The tumor proved to be benign and was treated successfully with surgery. Still, “it was the worst time of my life,” Lauren says. He struggled emotionally in the aftermath and recalls thinking, You’re alone. You’re not a star. You’re alone.

Lauren would bounce back and lead his company fearlessly toward the 21st century and beyond, and the documentary chronicles the expansion of his vision to new faces like the African American model Tyson Beckford, who, like Ralph, was from the Bronx, and whose inclusion defied white, patrician clichés around preppy Wall Street style. “Here I am in a Ralph Lauren ad, which was unheard-of in the black community,” Beckford says. “It changed my life.”

Today Lauren sees another mission for fashion: environmental sustainability. You can now buy an “Earth Polo” made from recycled plastic bottles. The company has prioritized reaching younger customers, and Lauren admires the way in which new generations are seeking brands that stand for both quality and responsibility. “That’s where the world is right now,” he says. “Young people want it. Older people want it.”

After our talk, Lauren will be heading back to the city and to work.
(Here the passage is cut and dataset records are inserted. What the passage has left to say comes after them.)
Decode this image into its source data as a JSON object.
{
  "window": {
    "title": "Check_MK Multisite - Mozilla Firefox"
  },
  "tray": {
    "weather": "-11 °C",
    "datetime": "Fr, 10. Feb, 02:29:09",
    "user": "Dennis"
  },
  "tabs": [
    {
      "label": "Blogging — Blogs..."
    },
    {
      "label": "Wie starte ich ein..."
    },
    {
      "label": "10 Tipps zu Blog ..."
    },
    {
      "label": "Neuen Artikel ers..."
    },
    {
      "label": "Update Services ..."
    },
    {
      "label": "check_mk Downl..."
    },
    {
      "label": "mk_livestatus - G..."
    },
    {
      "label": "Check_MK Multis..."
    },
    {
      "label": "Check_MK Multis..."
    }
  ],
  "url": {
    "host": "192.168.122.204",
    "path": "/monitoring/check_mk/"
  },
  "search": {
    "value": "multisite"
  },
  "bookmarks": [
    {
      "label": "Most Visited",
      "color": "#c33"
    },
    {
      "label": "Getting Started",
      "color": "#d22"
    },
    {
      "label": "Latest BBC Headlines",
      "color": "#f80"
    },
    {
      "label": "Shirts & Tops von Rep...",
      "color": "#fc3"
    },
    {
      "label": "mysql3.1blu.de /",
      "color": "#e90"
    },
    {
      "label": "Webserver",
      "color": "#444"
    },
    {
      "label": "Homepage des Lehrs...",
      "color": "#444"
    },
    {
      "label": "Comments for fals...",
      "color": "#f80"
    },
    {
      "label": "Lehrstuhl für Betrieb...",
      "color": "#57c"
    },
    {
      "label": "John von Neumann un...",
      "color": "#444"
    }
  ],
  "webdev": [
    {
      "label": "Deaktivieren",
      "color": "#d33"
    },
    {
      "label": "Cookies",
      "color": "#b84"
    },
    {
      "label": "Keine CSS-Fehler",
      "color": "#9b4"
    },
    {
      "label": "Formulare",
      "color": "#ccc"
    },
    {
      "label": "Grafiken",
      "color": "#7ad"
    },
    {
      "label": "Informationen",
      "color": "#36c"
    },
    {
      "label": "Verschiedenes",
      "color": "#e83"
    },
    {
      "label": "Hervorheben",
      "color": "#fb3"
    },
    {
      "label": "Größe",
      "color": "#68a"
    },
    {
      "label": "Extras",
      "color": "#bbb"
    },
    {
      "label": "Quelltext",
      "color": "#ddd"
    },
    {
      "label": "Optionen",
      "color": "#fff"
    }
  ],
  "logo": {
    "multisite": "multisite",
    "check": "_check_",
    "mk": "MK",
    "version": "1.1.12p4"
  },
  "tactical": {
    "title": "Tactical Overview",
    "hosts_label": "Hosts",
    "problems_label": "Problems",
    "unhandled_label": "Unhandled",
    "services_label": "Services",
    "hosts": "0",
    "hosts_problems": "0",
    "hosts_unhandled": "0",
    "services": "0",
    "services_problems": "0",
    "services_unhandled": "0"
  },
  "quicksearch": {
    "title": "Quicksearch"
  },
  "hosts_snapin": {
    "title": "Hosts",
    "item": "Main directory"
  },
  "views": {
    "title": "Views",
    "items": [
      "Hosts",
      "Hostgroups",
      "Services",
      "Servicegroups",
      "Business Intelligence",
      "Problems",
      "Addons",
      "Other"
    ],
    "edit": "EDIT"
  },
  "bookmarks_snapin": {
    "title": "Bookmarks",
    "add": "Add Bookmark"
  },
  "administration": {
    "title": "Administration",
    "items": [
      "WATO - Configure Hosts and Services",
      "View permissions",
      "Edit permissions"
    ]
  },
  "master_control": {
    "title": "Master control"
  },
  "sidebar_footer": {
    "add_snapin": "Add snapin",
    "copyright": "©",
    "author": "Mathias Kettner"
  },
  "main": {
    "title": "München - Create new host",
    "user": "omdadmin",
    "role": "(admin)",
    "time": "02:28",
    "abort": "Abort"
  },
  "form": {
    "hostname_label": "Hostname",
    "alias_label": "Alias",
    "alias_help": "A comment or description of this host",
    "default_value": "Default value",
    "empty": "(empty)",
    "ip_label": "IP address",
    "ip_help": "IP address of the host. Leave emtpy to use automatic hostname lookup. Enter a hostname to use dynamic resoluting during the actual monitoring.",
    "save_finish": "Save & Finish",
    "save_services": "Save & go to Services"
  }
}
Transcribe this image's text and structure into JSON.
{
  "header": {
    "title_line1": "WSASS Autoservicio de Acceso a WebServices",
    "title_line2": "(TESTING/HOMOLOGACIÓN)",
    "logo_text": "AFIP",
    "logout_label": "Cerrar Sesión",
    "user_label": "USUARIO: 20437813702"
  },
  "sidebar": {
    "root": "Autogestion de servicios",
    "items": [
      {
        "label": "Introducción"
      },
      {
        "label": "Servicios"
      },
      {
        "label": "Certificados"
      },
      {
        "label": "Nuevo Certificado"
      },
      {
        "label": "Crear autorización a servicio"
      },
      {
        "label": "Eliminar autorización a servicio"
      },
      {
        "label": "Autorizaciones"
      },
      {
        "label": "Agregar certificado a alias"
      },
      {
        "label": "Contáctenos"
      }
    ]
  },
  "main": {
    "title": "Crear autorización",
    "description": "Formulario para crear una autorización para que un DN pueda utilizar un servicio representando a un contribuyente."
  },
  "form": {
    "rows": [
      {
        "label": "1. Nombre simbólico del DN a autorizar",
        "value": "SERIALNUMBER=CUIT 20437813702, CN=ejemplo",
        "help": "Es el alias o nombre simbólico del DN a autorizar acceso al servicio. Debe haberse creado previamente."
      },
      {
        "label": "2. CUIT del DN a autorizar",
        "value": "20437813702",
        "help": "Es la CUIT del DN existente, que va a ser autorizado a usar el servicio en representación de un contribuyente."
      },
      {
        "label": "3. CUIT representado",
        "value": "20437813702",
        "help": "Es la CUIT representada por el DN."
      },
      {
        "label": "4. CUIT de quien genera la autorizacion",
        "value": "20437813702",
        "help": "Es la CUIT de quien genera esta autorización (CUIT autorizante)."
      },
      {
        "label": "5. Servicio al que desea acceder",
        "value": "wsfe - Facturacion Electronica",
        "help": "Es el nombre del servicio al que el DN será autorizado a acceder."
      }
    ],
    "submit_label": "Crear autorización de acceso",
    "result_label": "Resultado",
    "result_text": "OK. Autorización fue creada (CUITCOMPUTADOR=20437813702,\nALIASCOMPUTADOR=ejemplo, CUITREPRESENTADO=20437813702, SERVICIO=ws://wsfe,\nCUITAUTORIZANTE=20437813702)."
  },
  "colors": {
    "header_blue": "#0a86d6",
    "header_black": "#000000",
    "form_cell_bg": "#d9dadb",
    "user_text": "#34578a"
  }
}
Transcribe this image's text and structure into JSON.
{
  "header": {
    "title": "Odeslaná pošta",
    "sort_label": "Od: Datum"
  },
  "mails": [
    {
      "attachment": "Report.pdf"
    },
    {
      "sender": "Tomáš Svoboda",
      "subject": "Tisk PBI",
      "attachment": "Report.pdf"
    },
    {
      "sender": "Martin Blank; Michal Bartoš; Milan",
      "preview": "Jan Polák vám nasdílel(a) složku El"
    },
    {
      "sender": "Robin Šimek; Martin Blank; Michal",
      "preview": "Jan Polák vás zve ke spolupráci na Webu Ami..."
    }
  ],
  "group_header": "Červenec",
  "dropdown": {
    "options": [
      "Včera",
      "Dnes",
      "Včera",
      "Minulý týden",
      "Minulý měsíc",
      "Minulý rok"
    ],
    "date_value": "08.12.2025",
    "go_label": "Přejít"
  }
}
The company’s seismic 50th-anniversary celebration has come and gone—it serves as the documentary’s emotional crescendo—but Lauren remains engaged and driven. “Ralph still goes to the office every day,” says Lacy. “It’s not for the cameras. He’s really doing it.”

“It’s because I have something to say,” Lauren tells me. “When I feel I have nothing to say, and I can’t do it well, then I have to go. That’s what challenges me.”

He has been fortunate. He says this often, like a mantra. “I’ve been able to realize my dreams, and that’s a wonderful thing,” Lauren says. His hero Batman may have fought crime and saved Gotham City, but he lived a lonely existence. As Very Ralph makes clear, Ralph Lauren embarked on a different kind of adventure—one that also left a cultural mark—and he did it surrounded by love. I’d say Ralph won.